Senior Site Reliability Engineer. Investment Management. £120,000 - £130,000 + 15% Guaranteed B[...] employer: CommuniTech Recruitment Group
Contact Detail:
CommuniTech Recruitment Group Recruiting Team
StudySmarter Expert Advice 🤫
We think this is how you could land Senior Site Reliability Engineer. Investment Management. £120,000 - £130,000 + 15% Guaranteed B[...]
✨Tip Number 1
Familiarise yourself with the specific tools mentioned in the job description, such as Prometheus, Grafana, and AWS services. Having hands-on experience or projects showcasing your skills with these technologies can set you apart during discussions.
✨Tip Number 2
Network with current or former employees of the investment management house. Engaging with them on platforms like LinkedIn can provide you with insider knowledge about the company culture and expectations, which can be invaluable during interviews.
✨Tip Number 3
Prepare to discuss your experience with automation tools like Terraform and Ansible. Be ready to share specific examples of how you've used these tools to improve operational efficiency, as this aligns closely with the responsibilities of the role.
✨Tip Number 4
Demonstrate your understanding of SRE principles by preparing to discuss how you've implemented SLIs and SLOs in past projects. This will show your ability to embed reliability best practices into software development processes, a key aspect of the role.
We think you need these skills to ace Senior Site Reliability Engineer. Investment Management. £120,000 - £130,000 + 15% Guaranteed B[...]

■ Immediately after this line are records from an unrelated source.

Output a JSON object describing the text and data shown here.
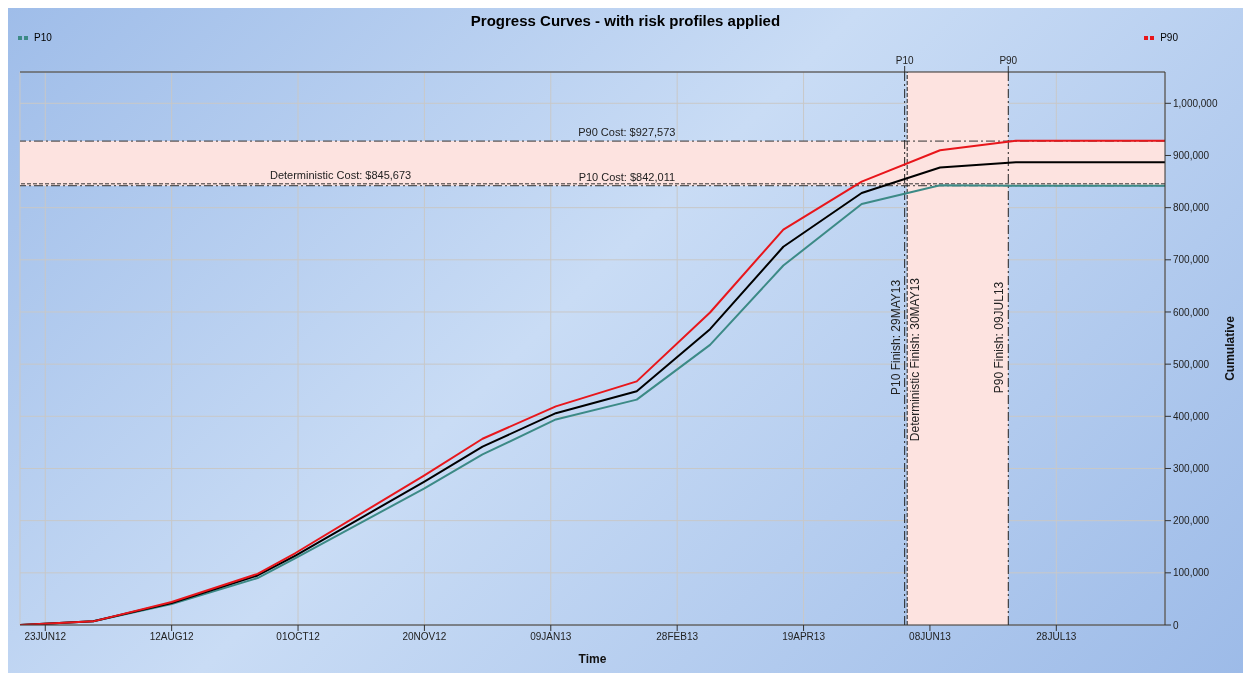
{
  "chart_data": {
    "type": "line",
    "title": "Progress Curves - with risk profiles applied",
    "xlabel": "Time",
    "ylabel": "Cumulative",
    "xlim": [
      "2012-06-13",
      "2013-09-09"
    ],
    "ylim": [
      0,
      1060000
    ],
    "xticks": [
      {
        "value": "2012-06-23",
        "label": "23JUN12"
      },
      {
        "value": "2012-08-12",
        "label": "12AUG12"
      },
      {
        "value": "2012-10-01",
        "label": "01OCT12"
      },
      {
        "value": "2012-11-20",
        "label": "20NOV12"
      },
      {
        "value": "2013-01-09",
        "label": "09JAN13"
      },
      {
        "value": "2013-02-28",
        "label": "28FEB13"
      },
      {
        "value": "2013-04-19",
        "label": "19APR13"
      },
      {
        "value": "2013-06-08",
        "label": "08JUN13"
      },
      {
        "value": "2013-07-28",
        "label": "28JUL13"
      }
    ],
    "yticks": [
      0,
      {
        "value": 100000,
        "label": "100,000"
      },
      {
        "value": 200000,
        "label": "200,000"
      },
      {
        "value": 300000,
        "label": "300,000"
      },
      {
        "value": 400000,
        "label": "400,000"
      },
      {
        "value": 500000,
        "label": "500,000"
      },
      {
        "value": 600000,
        "label": "600,000"
      },
      {
        "value": 700000,
        "label": "700,000"
      },
      {
        "value": 800000,
        "label": "800,000"
      },
      {
        "value": 900000,
        "label": "900,000"
      },
      {
        "value": 1000000,
        "label": "1,000,000"
      }
    ],
    "x": [
      "2012-06-13",
      "2012-07-12",
      "2012-08-12",
      "2012-09-15",
      "2012-09-30",
      "2012-11-20",
      "2012-12-13",
      "2013-01-11",
      "2013-02-12",
      "2013-03-13",
      "2013-04-11",
      "2013-05-12",
      "2013-06-12",
      "2013-07-12",
      "2013-09-09"
    ],
    "series": [
      {
        "name": "P10",
        "color": "#3c8a86",
        "values": [
          0,
          7000,
          40000,
          90000,
          128000,
          262000,
          327000,
          394000,
          432000,
          537000,
          689000,
          807000,
          843000,
          842000,
          842000
        ]
      },
      {
        "color": "#000000",
        "values": [
          0,
          7000,
          42000,
          95000,
          133000,
          275000,
          342000,
          406000,
          448000,
          567000,
          725000,
          828000,
          877000,
          887000,
          887000
        ]
      },
      {
        "name": "P90",
        "color": "#e8161b",
        "values": [
          0,
          7000,
          44000,
          98000,
          138000,
          287000,
          357000,
          419000,
          467000,
          599000,
          758000,
          850000,
          910000,
          928000,
          928000
        ]
      }
    ],
    "bands": [
      {
        "axis": "y",
        "from": 842011,
        "to": 927573,
        "color": "#fde3e0"
      },
      {
        "axis": "x",
        "from": "2013-05-30",
        "to": "2013-07-09",
        "color": "#fde3e0"
      }
    ],
    "ref_lines": [
      {
        "axis": "y",
        "value": 927573,
        "label": "P90 Cost: $927,573",
        "line_style": "dashed"
      },
      {
        "axis": "y",
        "value": 845673,
        "label": "Deterministic Cost: $845,673",
        "line_style": "dotted"
      },
      {
        "axis": "y",
        "value": 842011,
        "label": "P10 Cost: $842,011",
        "line_style": "dashed"
      },
      {
        "axis": "x",
        "value": "2013-05-29",
        "label": "P10 Finish: 29MAY13",
        "line_style": "dashed"
      },
      {
        "axis": "x",
        "value": "2013-05-30",
        "label": "Deterministic Finish: 30MAY13",
        "line_style": "dotted"
      },
      {
        "axis": "x",
        "value": "2013-07-09",
        "label": "P90 Finish: 09JUL13",
        "line_style": "dashed"
      }
    ],
    "annotations": [
      "P10",
      "P90"
    ],
    "grid": true,
    "legend": "top",
    "marker": "none",
    "line_style": "solid"
  }
}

Some tips for your application 🫡
Tailor Your CV: Make sure your CV highlights relevant experience in Site Reliability Engineering, particularly with AWS and container orchestration. Use specific examples of projects where you've implemented monitoring tools or automated processes.
Craft a Compelling Cover Letter: In your cover letter, express your passion for reliability engineering and how your skills align with the company's goals. Mention your experience with tools like Prometheus and Grafana, and how you can contribute to their hybrid cloud solutions.

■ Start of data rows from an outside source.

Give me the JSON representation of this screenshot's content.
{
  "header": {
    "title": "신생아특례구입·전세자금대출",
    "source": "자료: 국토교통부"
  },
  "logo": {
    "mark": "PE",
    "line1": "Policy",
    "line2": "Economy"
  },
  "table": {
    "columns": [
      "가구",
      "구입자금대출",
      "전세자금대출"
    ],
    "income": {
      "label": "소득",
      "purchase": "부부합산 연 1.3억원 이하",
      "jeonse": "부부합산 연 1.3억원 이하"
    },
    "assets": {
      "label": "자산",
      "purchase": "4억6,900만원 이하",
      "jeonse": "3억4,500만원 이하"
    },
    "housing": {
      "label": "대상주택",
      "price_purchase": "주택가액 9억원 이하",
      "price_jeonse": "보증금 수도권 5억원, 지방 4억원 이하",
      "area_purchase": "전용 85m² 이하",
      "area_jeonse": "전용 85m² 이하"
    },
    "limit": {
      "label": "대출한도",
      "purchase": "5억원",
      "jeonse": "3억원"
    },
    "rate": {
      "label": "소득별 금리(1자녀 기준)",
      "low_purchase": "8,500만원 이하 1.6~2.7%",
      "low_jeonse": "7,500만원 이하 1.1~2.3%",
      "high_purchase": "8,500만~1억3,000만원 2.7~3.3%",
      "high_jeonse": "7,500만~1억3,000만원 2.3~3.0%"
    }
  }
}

Showcase Problem-Solving Skills: Provide examples in your application that demonstrate your ability to identify and solve complex problems. Highlight any experience you have with creating SLIs and SLOs, as well as your approach to continuous improvement.

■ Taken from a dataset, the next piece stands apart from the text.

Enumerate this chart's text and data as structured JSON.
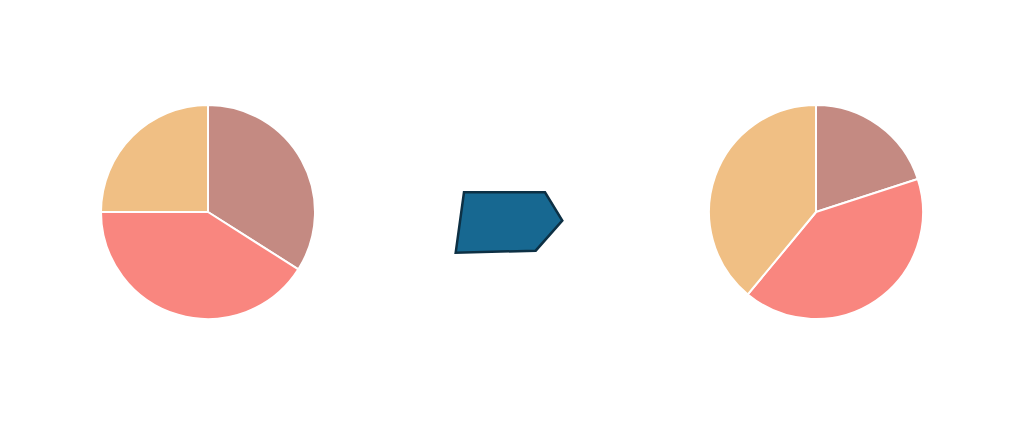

Highlight Communication Skills: Since the role involves collaboration with various teams, emphasise your communication skills. Mention any experience you have in mentoring others or working cross-functionally, as this will show your ability to foster a shared responsibility for system reliability.
How to prepare for a job interview at CommuniTech Recruitment Group
✨Showcase Your Technical Expertise
Be prepared to discuss your experience with monitoring and alerting tools like Prometheus and Grafana. Highlight specific projects where you've implemented these technologies, as well as your familiarity with AWS and container orchestration solutions.
✨Demonstrate Problem-Solving Skills
Expect to be asked about complex problems you've encountered in previous roles. Prepare examples that illustrate how you identified issues, evaluated solutions, and implemented effective changes, especially in a hybrid cloud environment.
✨Emphasise Collaboration and Mentorship
Since the role involves working closely with development teams and mentoring others, be ready to share experiences where you've fostered collaboration or provided training on SRE principles. This will show your ability to work within a team and enhance overall reliability.
✨Understand Business Context
Familiarise yourself with the investment management sector and the specific challenges it faces regarding technology and compliance. Being able to articulate how your technical skills align with the business strategy will set you apart from other candidates.